Late on Christmas of 2015, the thousand-odd scientists who work with the Laser Interferometer Gravitational-wave Observatory (LIGO) had their holidays interrupted by text alerts.
“I was in Argentina with my family, in the mountains, but I still had some cell signal if I got in the right place,” LIGO spokeswoman Gabriela González, a professor of physics and astronomy at Louisiana State University, told The Washington Post. “And I got this text message saying, ‘There’s another one, and we have to make some decisions!’”

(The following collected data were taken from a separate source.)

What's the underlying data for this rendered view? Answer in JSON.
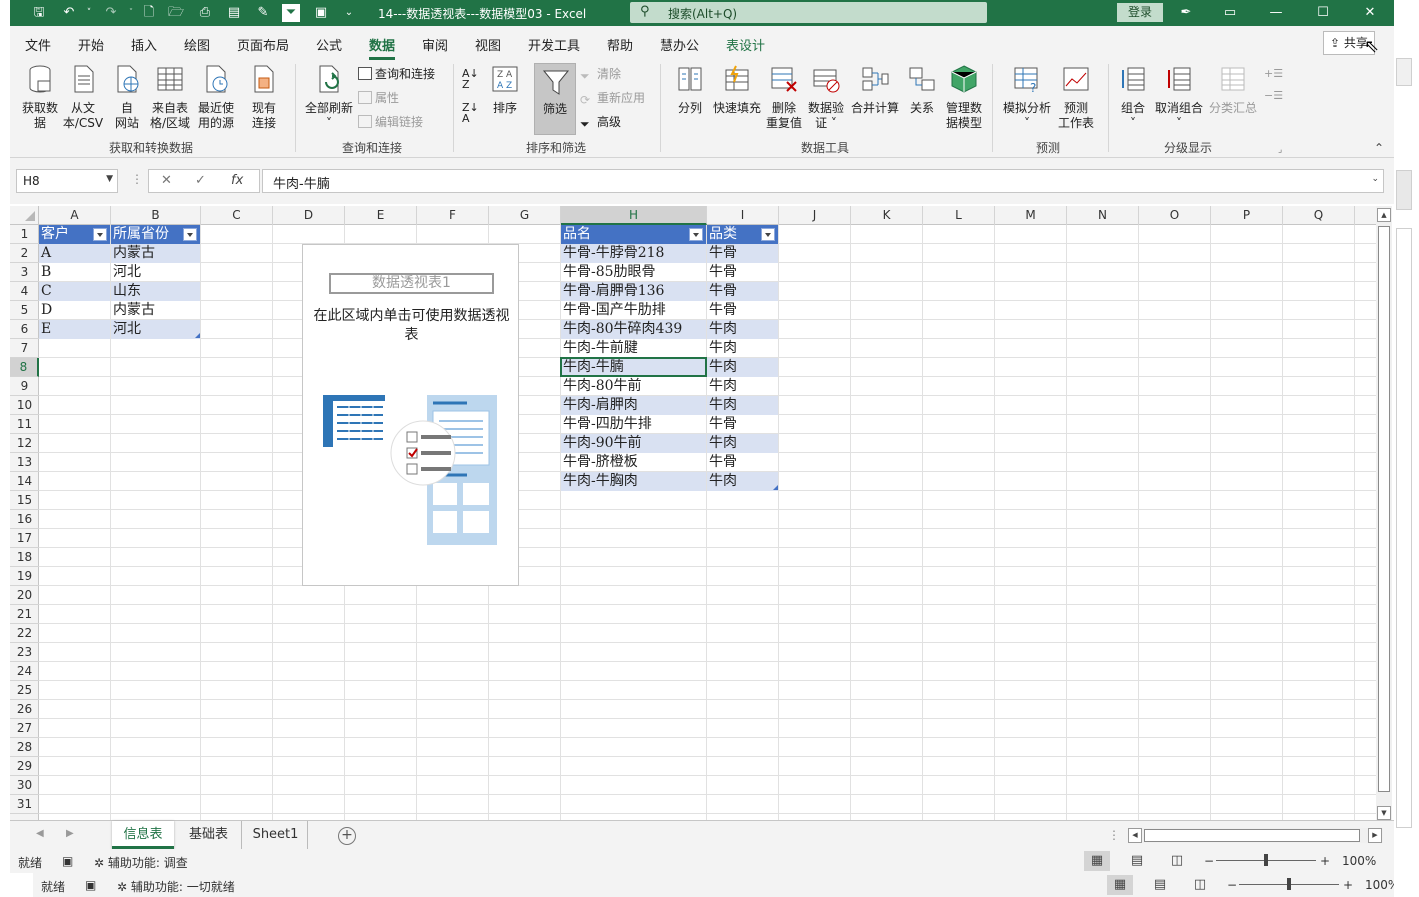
{
  "window": {
    "title": "14---数据透视表---数据模型03  -  Excel",
    "search_placeholder": "搜索(Alt+Q)",
    "login": "登录"
  },
  "menu": {
    "tabs": [
      "文件",
      "开始",
      "插入",
      "绘图",
      "页面布局",
      "公式",
      "数据",
      "审阅",
      "视图",
      "开发工具",
      "帮助",
      "慧办公",
      "表设计"
    ],
    "active": "数据",
    "share": "共享"
  },
  "ribbon": {
    "get_data": [
      "获取数",
      "据"
    ],
    "from_text": [
      "从文",
      "本/CSV"
    ],
    "from_web": [
      "自",
      "网站"
    ],
    "from_table": [
      "来自表",
      "格/区域"
    ],
    "recent_sources": [
      "最近使",
      "用的源"
    ],
    "existing": [
      "现有",
      "连接"
    ],
    "group_get": "获取和转换数据",
    "refresh_all": [
      "全部刷新",
      "˅"
    ],
    "queries": "查询和连接",
    "properties": "属性",
    "edit_links": "编辑链接",
    "group_queries": "查询和连接",
    "sort": "排序",
    "filter": "筛选",
    "clear": "清除",
    "reapply": "重新应用",
    "advanced": "高级",
    "group_sort": "排序和筛选",
    "text_to_columns": "分列",
    "flash_fill": "快速填充",
    "remove_dup": [
      "删除",
      "重复值"
    ],
    "validation": [
      "数据验",
      "证 ˅"
    ],
    "consolidate": "合并计算",
    "relationships": "关系",
    "manage_model": [
      "管理数",
      "据模型"
    ],
    "group_tools": "数据工具",
    "what_if": [
      "模拟分析",
      "˅"
    ],
    "forecast": [
      "预测",
      "工作表"
    ],
    "group_forecast": "预测",
    "group_btn": [
      "组合",
      "˅"
    ],
    "ungroup": [
      "取消组合",
      "˅"
    ],
    "subtotal": "分类汇总",
    "group_outline": "分级显示"
  },
  "formula_bar": {
    "name_box": "H8",
    "formula": "牛肉-牛腩"
  },
  "columns": [
    "A",
    "B",
    "C",
    "D",
    "E",
    "F",
    "G",
    "H",
    "I",
    "J",
    "K",
    "L",
    "M",
    "N",
    "O",
    "P",
    "Q"
  ],
  "rows": [
    "1",
    "2",
    "3",
    "4",
    "5",
    "6",
    "7",
    "8",
    "9",
    "10",
    "11",
    "12",
    "13",
    "14",
    "15",
    "16",
    "17",
    "18",
    "19",
    "20",
    "21",
    "22",
    "23",
    "24",
    "25",
    "26",
    "27",
    "28",
    "29",
    "30",
    "31"
  ],
  "table1": {
    "headers": [
      "客户",
      "所属省份"
    ],
    "rows": [
      [
        "A",
        "内蒙古"
      ],
      [
        "B",
        "河北"
      ],
      [
        "C",
        "山东"
      ],
      [
        "D",
        "内蒙古"
      ],
      [
        "E",
        "河北"
      ]
    ]
  },
  "table2": {
    "headers": [
      "品名",
      "品类"
    ],
    "rows": [
      [
        "牛骨-牛脖骨218",
        "牛骨"
      ],
      [
        "牛骨-85肋眼骨",
        "牛骨"
      ],
      [
        "牛骨-肩胛骨136",
        "牛骨"
      ],
      [
        "牛骨-国产牛肋排",
        "牛骨"
      ],
      [
        "牛肉-80牛碎肉439",
        "牛肉"
      ],
      [
        "牛肉-牛前腱",
        "牛肉"
      ],
      [
        "牛肉-牛腩",
        "牛肉"
      ],
      [
        "牛肉-80牛前",
        "牛肉"
      ],
      [
        "牛肉-肩胛肉",
        "牛肉"
      ],
      [
        "牛骨-四肋牛排",
        "牛骨"
      ],
      [
        "牛肉-90牛前",
        "牛肉"
      ],
      [
        "牛骨-脐橙板",
        "牛骨"
      ],
      [
        "牛肉-牛胸肉",
        "牛肉"
      ]
    ]
  },
  "pivot": {
    "name": "数据透视表1",
    "message": "在此区域内单击可使用数据透视表"
  },
  "sheets": [
    "信息表",
    "基础表",
    "Sheet1"
  ],
  "active_sheet": "信息表",
  "status1": {
    "ready": "就绪",
    "accessibility": "辅助功能: 调查",
    "zoom": "100%"
  },
  "status2": {
    "ready": "就绪",
    "accessibility": "辅助功能: 一切就绪",
    "zoom": "100%"
  },
  "colors": {
    "excel_green": "#217346",
    "table_header": "#4472c4",
    "table_band": "#d9e1f2"
  }
}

Gravitational waves are the ripples in the pond of space-time. The gravity of large objects warps space and time, or “space-time” as physicists call it, the way a bowling ball changes the shape of a trampoline as it rolls around on it. Smaller objects will move differently as a result — like marbles spiraling toward a bowling-ball-size dent in a trampoline instead of sitting on a flat surface.
Unlike light waves, gravitational waves pass through solid objects without being changed, so scientists hope they can use them to study distant, ancient events such as the collisions of black holes and neutron stars. They’re also emitted by “dark” objects — like black holes — that don’t emit light and are therefore difficult to study with optical telescopes.
The second detection event, like the first, caught the gravitational waves produced when two black holes collided and merged. But this event was much smaller: The first event involved black holes that were 29 and 36 times as massive as the sun, while this new collision, which took place 1.4 billion years ago, brought together black holes of 8 and 14 solar masses. Although the resulting signal was weaker, scientists from LIGO and Virgo — a similar facility in Europe — have confirmed the signal’s validity with a confidence level of over 99.99 percent. Their results have been accepted for publication in the journal Physical Review Letters.
LIGO has been operating since 2002, but a recent upgrade to the detector's sensitivity led its first detection almost immediately. The facility wasn't even officially back online when it came through.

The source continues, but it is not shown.